Journalist Marina Ovsiannikova protesting Russian disinformation on state television
Lors d'une émission d'information en direct sur la télévision d'État russe - le programme d'information le plus regardé en Russie - le 14 mars, la productrice Marina Ovsiannikova a brandi une pancarte sur laquelle on pouvait lire: «Pas de guerre. Ne croyez pas la propagande. On vous ment ici. Les Russes contre la guerre». Keystone / Dsk

L’information est une arme puissante. C’est le cas dans de nombreux conflits et bien sûr dans la guerre entre la Russie et l’Ukraine, où les technologies numériques font de la vérité une cible facile. Trois spécialistes de la promotion de la paix décryptent le chaos informationnel martial et tracent les voies de sortie.

Des semaines avant ses premiers missiles russes sur les villes ukrainiennes, le Kremlin y est allé d’une série d’affirmations à propos du gouvernement de Kiev. Selon la télévision d’État de Moscou, les forces ukrainiennes commettaient un génocide dans les régions séparatistes de Donetsk et de Louhansk, le long de la frontière russe.
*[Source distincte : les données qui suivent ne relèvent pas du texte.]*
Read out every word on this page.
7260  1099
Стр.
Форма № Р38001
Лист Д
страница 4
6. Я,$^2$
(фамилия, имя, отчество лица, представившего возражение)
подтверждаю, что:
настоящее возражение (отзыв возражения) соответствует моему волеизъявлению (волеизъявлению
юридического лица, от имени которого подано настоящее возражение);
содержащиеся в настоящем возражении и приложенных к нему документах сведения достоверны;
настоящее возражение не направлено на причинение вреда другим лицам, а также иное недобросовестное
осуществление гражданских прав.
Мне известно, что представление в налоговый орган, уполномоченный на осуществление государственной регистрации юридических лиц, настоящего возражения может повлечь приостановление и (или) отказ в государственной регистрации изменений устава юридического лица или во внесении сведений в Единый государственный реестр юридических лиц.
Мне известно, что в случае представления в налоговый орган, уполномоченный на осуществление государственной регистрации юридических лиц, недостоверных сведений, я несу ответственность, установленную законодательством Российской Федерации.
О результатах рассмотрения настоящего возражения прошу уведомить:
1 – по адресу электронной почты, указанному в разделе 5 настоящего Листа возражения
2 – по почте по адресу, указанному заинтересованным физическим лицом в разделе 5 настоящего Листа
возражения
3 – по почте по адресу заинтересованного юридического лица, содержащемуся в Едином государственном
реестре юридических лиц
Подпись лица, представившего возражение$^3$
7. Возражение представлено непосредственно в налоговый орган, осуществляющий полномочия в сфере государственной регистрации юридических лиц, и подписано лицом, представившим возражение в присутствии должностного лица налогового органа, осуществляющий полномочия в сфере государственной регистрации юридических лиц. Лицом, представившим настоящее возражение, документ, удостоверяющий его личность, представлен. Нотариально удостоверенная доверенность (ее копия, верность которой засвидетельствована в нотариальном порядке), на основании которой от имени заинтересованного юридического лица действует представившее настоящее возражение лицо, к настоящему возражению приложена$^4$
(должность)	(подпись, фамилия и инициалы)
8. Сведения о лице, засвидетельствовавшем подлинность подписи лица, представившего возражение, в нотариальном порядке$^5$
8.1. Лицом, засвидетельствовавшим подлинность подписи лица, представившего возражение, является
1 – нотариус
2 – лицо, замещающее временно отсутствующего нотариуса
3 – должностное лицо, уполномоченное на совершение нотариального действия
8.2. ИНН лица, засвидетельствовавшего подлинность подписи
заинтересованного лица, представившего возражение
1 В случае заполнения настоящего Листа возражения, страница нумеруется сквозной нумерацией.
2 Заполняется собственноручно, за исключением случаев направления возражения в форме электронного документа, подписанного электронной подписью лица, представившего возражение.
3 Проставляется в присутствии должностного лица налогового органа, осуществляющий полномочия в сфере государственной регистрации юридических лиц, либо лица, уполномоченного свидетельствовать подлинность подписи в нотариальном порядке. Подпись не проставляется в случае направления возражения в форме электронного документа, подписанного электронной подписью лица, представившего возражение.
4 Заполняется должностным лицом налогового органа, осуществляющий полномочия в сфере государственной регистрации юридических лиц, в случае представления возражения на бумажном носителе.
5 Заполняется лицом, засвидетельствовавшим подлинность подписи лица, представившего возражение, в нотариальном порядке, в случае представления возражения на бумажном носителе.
Contribuant à dépeindre l’Ukraine comme l’agresseur, des vidéos trafiquées de prétendues victimes apparaissaient sur les réseaux sociaux.

Une fois l’invasion lancée, l’offensive de désinformation est passée à la vitesse supérieure. Des comptes pro-russes de la messagerie Telegram ont diffusé de fausses informationsLien externe alléguant que le président ukrainien Volodymyr Zelensky avait fui le pays. Puis, après dix jours de guerre, le législateur russe a entériné une loi sur les «fake news» qui contraint médias indépendants et journalistes étrangers en poste en Russie à suspendre leur travail s’ils ou elles ne suivent pas le narratif du Kremlin.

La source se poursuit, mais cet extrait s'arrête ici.